Ich vergesse oft, wie viele Leute meine Posts eigentlich sehen. Manchmal ist es komisch, wenn Leute genau wissen, wo ich gerade herkomme und was ich gemacht habe, obwohl man die vielleicht gar nicht kennt. So eine Followerzahl kann man schwer greifen.

Gibt es in deinem Wunsch alles mit deinen Followern zu teilen Grenzen?

Ja, ich würde zum Beispiel nicht erzählen, wo ich wohne. Es gab da auch schon Stalkinggeschichten, da bekommt man dann Angst.

Du beschäftigst dich neben deiner Passion für Mode auch ganz viel mit Musik, arbeitest auch für „Warner Music“. Was macht gute Musik für dich aus?

Gute Musik transportiert ein Gefühl. Wenn du es fühlst, ist es gut. Dann ist es auch egal von wem die Musik kommt. Manchmal fühle ich zum Beispiel auch Sachen, von denen ich nie gedacht hätte, dass sie mich berühren.

Wie kommst du an neue Musik?

Früher war ich ein Crack darin neue Musik zu entdecken und hatte jeden neuen Song, jedes Musikvideo. Heute höre ich nur noch was Leute mir empfehlen oder worüber ich stolpere. Wirklich aktiv suche ich nicht mehr, die Musik kommt zu mir. Oder Spotify bietet mir etwas an, die wissen ja was mir gefällt.

Was war bisher dein spannendstes Interview in der Musikbranche?

Das mit Joy Denalane.
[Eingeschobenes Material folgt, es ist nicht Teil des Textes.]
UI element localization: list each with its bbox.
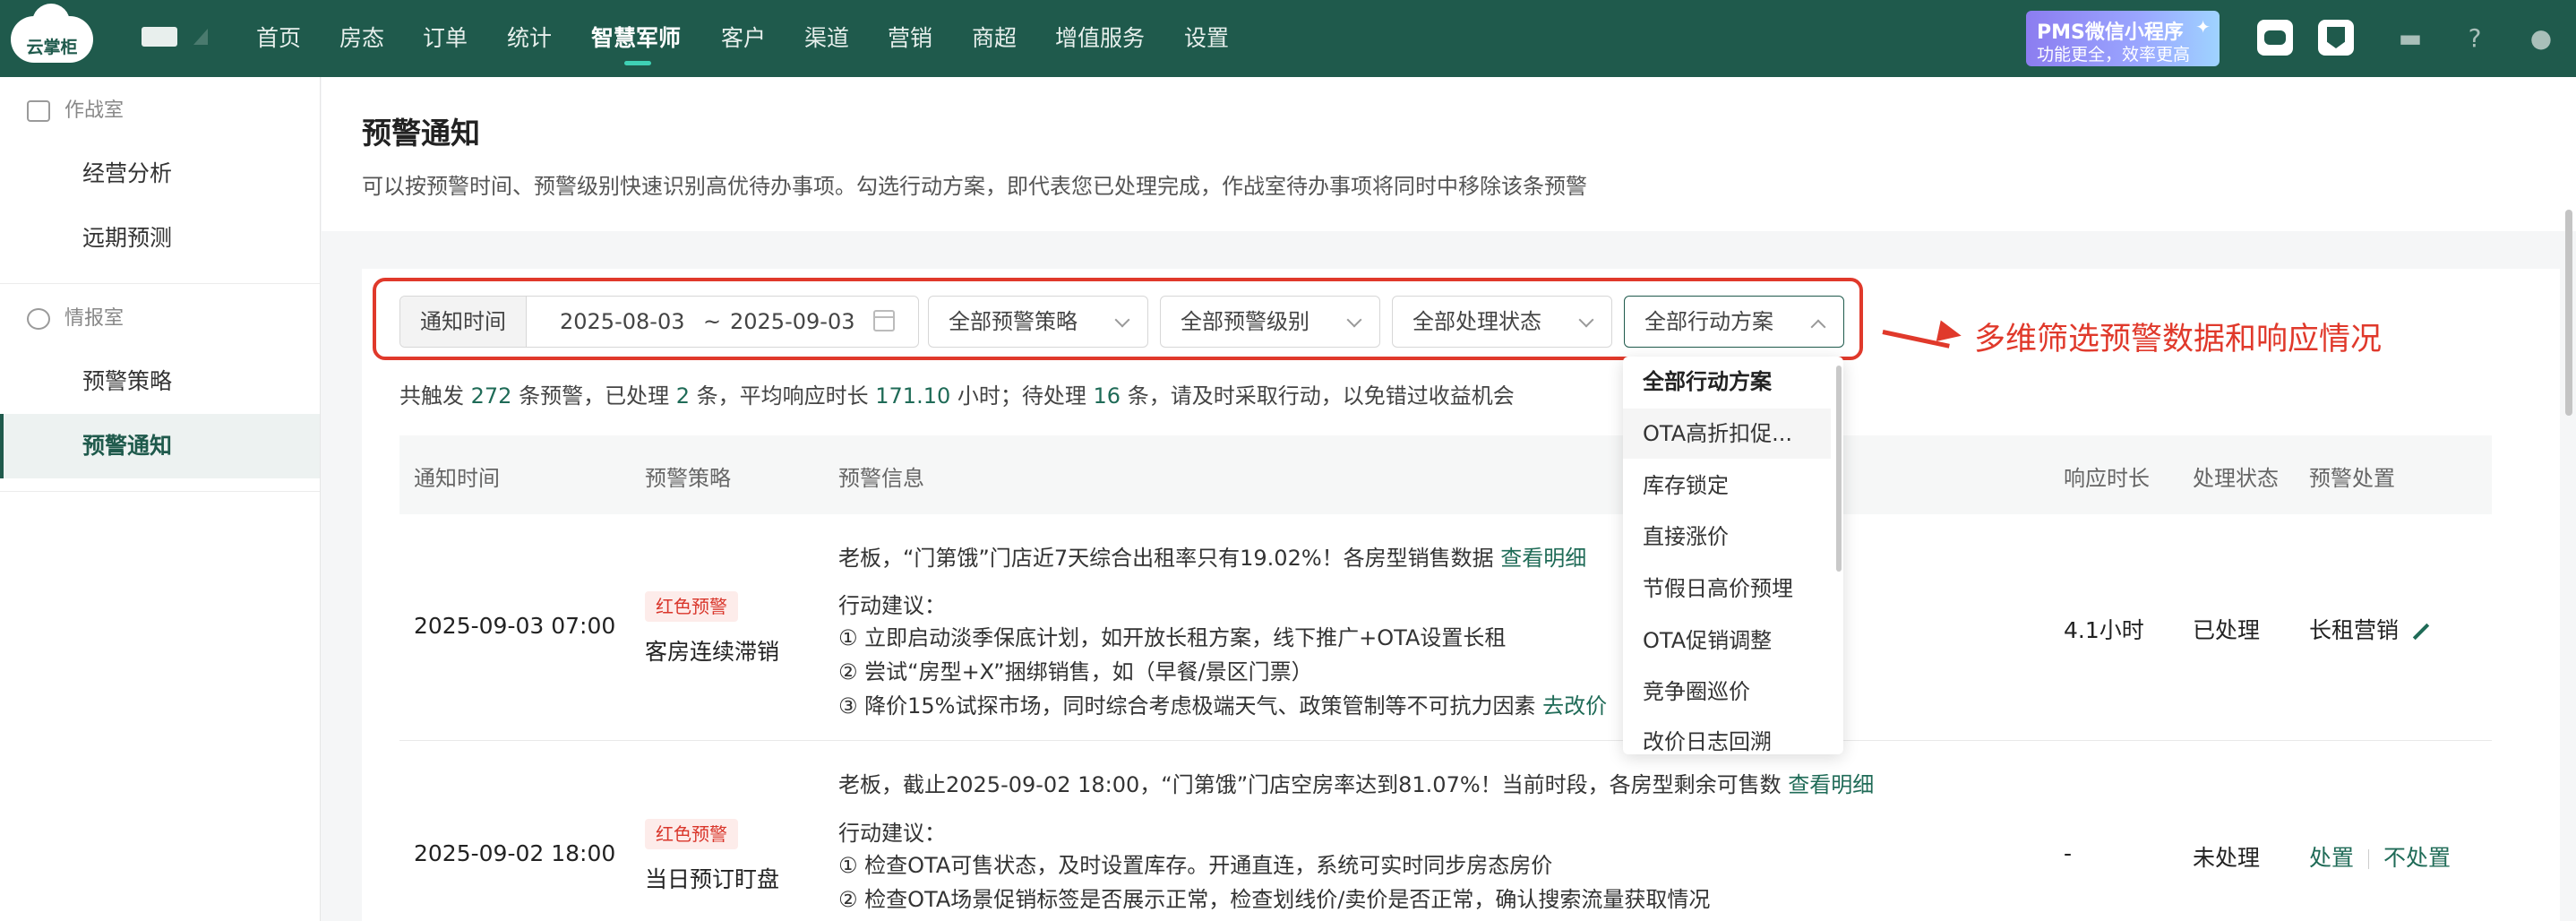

Dabei haben wir gar nicht so viel über Musik gesprochen, sondern mehr über Diskriminierung. Ich bin seit langem ein großer Fan, das war wirklich eine Ehre mit ihr sprechen zu dürfen. Sonst beeindrucken mich Leute meist mit ihrer Art, gar nicht so sehr mit dem, was sie sagen.

Hast du Probleme mit Diskriminierung und Rassismus?

Ja, seit der Flüchtlingskrise habe ich das Gefühl die Gesellschaft denkt sich, sie hat das Recht ein bisschen mehr diskriminieren zu dürfen. Zum Beispiel wurde mir letztens in der Bahn erklärt, wie man sich in Deutschland verhält. Ich habe einem Kontrolleur wohl irgendwie die Karte falsch gezeigt und er hat mir in brüchigem Deutsch erklärt, wie das „hier“ funktioniert. Ich bin mir sicher, dass wäre einem blonden Mädchen nicht passiert. Ein Mann, der gegenüber von mir saß, hat dann auch was gesagt. Dass fand ich beruhigend. Manchmal denkt man dann ja auch man übertreibt.

Kannst du solches Verhalten nachvollziehen?

Ja schon. Ich glaube je nachdem wie man erzogen wurde, hat man da vielleicht einen Hass entwickelt. Und durch Social Media wird auch viel dazu mobilisiert, „andere“ Menschen wieder mehr auszugrenzen.

Letzte Frage: Wieso wohnst du hier in Hamburg? Was macht die Stadt für dich besonders?

Ich wohne hier, weil ich in der Nähe aufgewachsen bin, ich hier studiert habe und meine Familie hier ist. Würde ich in München wohnen, könnte ich nicht mehr spontan meine Oma besuchen. In Berlin würde ich glaube ich gar nicht mehr zur Ruhe kommen und Hamburg ist auch einfach eine tolle Stadt.